Quais foram os principais desafios ao criar um álbum com temas tão intensos e politicamente engajados? 

Por incrível que pareça, este álbum foi surpreendentemente fácil de escrever para nós, pois estava muito próximo de nossas emoções. Nós simplesmente deixamos nossa frustração e nossas emoções fluírem. O álbum foi escrito em um período muito curto de tempo, em cerca de dois meses e meio, embora tenha sido espalhado ao longo de um ano inteiro, porque estávamos em turnê e fazendo outras coisas paralelamente. Mas todas as vezes que nos reuníamos, sempre saíam novas músicas, e havia muito sobre o que escrever, é claro. Então, não houve muitos desafios, para ser honesta. Claro, queríamos ter um som específico e tivemos que experimentar muito no estúdio com bateria e guitarras, tornando-as mais interessantes, mais pesadas desta vez. Esse foi um desafio musical para nós, pois há mais possibilidades [sonoras] hoje em dia.


Como foi equilibrar a necessidade de falar sobre esses tópicos com a produção de música que também seja acessível e cativante?

Bem, eu acho que, em termos de som, agora, em combinação com o meu tipo de voz, sempre há uma certa suavidade. Mas a música, é claro, estava mais alta e agressiva. E essa combinação de suavidade e agressividade sempre esteve presente em nosso tipo de música, mais ou menos. Então, as peças sempre se encaixam, na minha opinião.



Entre os temas complexos abordados nas letras estão a guerra na Ucrânia e a luta pelos direitos das mulheres no Irã. Como é para você e a banda se posicionar sobre essas questões através da música?

Nós sempre estivemos envolvidos politicamente, mas costumávamos usar de metáforas, como em “The Heart of Everything”, que fala sobre William Wallace; algumas coisas e eventos históricos que também podem ser vistos acontecendo na vida cotidiana. A música “The Howling” foi escrita quando grupos de extrema direita estavam ganhando força em nosso país em 2004, assim como [o álbum] “The Silent Force” também foi inspirado nisso. No entanto, a influência da extrema direita já estava presente antes disso, já com [o álbum] “Mother Earth”, com alguma turbulência nessa área. Então, muitas músicas foram politicamente motivadas e engajadas ao longo do tempo, mas nunca falamos disso de forma tão clara, a menos que alguém nos perguntasse, o que raramente acontecia. Então, as pessoas sempre pensaram que nossas músicas eram sobre histórias de fantasia, o que, é claro, era a imagem que transmitíamos visualmente no palco. Mas, na verdade, muitas vezes tínhamos um engajamento político [por trás].

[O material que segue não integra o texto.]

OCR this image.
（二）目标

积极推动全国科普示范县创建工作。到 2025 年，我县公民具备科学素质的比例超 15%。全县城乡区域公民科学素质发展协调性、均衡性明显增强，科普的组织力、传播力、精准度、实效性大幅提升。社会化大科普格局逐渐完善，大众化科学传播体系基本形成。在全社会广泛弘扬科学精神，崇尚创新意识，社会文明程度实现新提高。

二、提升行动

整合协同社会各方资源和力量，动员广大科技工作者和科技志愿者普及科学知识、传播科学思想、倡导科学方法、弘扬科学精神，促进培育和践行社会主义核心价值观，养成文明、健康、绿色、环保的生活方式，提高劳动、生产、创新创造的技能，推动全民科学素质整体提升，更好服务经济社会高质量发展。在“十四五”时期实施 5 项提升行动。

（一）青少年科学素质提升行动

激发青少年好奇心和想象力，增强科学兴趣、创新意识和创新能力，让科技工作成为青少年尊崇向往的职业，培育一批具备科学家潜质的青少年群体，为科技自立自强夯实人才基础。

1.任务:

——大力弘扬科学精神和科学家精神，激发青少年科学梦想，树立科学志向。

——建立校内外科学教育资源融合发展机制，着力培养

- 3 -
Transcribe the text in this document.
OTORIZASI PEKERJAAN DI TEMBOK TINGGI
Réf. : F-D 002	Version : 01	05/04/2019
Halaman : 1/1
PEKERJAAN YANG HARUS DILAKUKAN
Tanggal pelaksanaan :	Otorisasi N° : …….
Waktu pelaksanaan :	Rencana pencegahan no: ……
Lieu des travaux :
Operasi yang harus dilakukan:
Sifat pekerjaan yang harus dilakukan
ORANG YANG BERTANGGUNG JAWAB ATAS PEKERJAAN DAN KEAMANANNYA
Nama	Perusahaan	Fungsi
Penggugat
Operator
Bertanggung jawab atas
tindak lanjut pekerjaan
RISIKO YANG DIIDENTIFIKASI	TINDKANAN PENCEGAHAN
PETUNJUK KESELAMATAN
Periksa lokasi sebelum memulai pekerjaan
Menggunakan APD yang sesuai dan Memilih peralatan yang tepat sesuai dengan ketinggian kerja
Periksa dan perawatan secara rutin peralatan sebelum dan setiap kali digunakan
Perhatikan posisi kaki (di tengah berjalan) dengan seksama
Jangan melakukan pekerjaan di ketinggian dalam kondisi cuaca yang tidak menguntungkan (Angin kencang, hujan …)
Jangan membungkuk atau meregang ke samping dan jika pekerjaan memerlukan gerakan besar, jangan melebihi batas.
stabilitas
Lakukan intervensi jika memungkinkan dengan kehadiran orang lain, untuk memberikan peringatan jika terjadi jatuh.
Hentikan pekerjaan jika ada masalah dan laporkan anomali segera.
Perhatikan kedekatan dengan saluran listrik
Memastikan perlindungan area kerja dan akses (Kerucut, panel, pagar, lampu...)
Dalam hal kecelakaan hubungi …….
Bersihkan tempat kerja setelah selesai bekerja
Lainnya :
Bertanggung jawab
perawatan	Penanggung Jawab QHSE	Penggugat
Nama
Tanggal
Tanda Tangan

Agora, sentimos que estamos mais velhos e a ameaça da Rússia está se aproximando da Europa. É um voo de apenas duas horas de onde eu moro até Kiev, e perceber que essa guerra está acontecendo no nosso quintal nos faz sentir que precisamos ser mais claros sobre nossa posição. Eu aplaudo qualquer um que faça isso, porque é necessário para nós, como Europa, nos unirmos e enfrentar a agressão da Rússia e ajudar a Ucrânia, porque, no momento, a situação não está favorável para a Ucrânia.


Com “Bleed Out” sendo tão diverso em termos de estilos musicais e temas, tem algum aspecto ligado ao álbum ou ao processo criativo que você gostaria de destacar?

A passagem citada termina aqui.